Still, opponents to the proposal, many of them representing health care organizations in the state, expressed concern that the definition of “able-bodied” in the relatively general amendment offered by Venhuizen could have negative consequences.
“I think the lack of definition around the word able bodied [is a concern.] We saw this in North Dakota actually a lot when I was spending some time up there with the legislature, folks that deal with mental health issues,” said Tim Rave, the executive director of the South Dakota Association of Healthcare Organizations. “They’re probably physically able to work if that was the definition, but the challenges that they’re having with their mental health problems could be prohibiting them from being active in employment.“
Other opposing arguments cited research from Arkansas that work requirements created “substantial coverage loss” among expanded populations and the infeasibility of implementation due to federal opposition.
While the Biden administration has struck down work requirements in every case — as Medicaid is a program with federal oversight and states must seek approval to change certain rules — Venhuizen noted that 13 states imposed these requirements under the Trump administration, and nine more, including South Dakota, pending approval.
“I do think it’s fair to assume that, if there’s a change in administration, this could be back on the table,” he said.
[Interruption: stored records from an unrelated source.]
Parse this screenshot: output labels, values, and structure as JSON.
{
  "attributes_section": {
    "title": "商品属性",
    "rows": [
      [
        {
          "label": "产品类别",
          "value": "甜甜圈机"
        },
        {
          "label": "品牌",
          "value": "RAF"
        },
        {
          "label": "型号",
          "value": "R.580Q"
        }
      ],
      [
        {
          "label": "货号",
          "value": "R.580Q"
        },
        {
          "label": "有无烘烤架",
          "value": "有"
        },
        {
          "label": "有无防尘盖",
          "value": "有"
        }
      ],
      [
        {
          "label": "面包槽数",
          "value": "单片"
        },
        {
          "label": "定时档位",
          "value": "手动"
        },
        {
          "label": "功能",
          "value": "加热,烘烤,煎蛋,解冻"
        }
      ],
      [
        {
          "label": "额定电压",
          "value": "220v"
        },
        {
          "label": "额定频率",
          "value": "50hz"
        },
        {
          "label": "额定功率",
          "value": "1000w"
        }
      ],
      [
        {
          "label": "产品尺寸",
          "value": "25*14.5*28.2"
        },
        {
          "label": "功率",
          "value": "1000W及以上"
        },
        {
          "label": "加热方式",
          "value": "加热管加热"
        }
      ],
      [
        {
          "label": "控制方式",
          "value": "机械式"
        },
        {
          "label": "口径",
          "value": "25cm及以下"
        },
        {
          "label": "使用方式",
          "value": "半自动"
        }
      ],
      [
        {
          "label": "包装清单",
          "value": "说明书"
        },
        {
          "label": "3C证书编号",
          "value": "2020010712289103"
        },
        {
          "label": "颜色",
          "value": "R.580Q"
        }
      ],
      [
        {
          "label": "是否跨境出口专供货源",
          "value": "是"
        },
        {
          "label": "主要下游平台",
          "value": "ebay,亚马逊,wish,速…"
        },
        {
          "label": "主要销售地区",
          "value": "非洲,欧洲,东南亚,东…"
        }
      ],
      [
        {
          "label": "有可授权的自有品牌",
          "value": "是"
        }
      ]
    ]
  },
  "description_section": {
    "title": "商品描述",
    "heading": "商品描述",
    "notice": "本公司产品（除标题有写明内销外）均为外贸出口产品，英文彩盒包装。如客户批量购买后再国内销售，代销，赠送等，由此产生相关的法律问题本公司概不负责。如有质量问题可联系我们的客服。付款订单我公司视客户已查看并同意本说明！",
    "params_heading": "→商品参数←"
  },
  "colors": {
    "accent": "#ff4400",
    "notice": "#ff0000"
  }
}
Venhuizen and the members of the committee in favor of moving the proposal to the House floor argued that several of the points brought up by the opposition were well-founded; however, he argued that giving the legislature the option to discuss the proposal would be the better venue for discussing the specifics.
“I thought that line of argument raised an important concern,” Venhuizen said, specifically referencing a point raised about the seasonal nature of parts of the state economy. “I can see arguments on both sides, but that’s exactly the kind of thing we should be thinking about [as a legislature.] It’s a little concerning to me that the Medicaid amendment in its current form makes that decision for us.”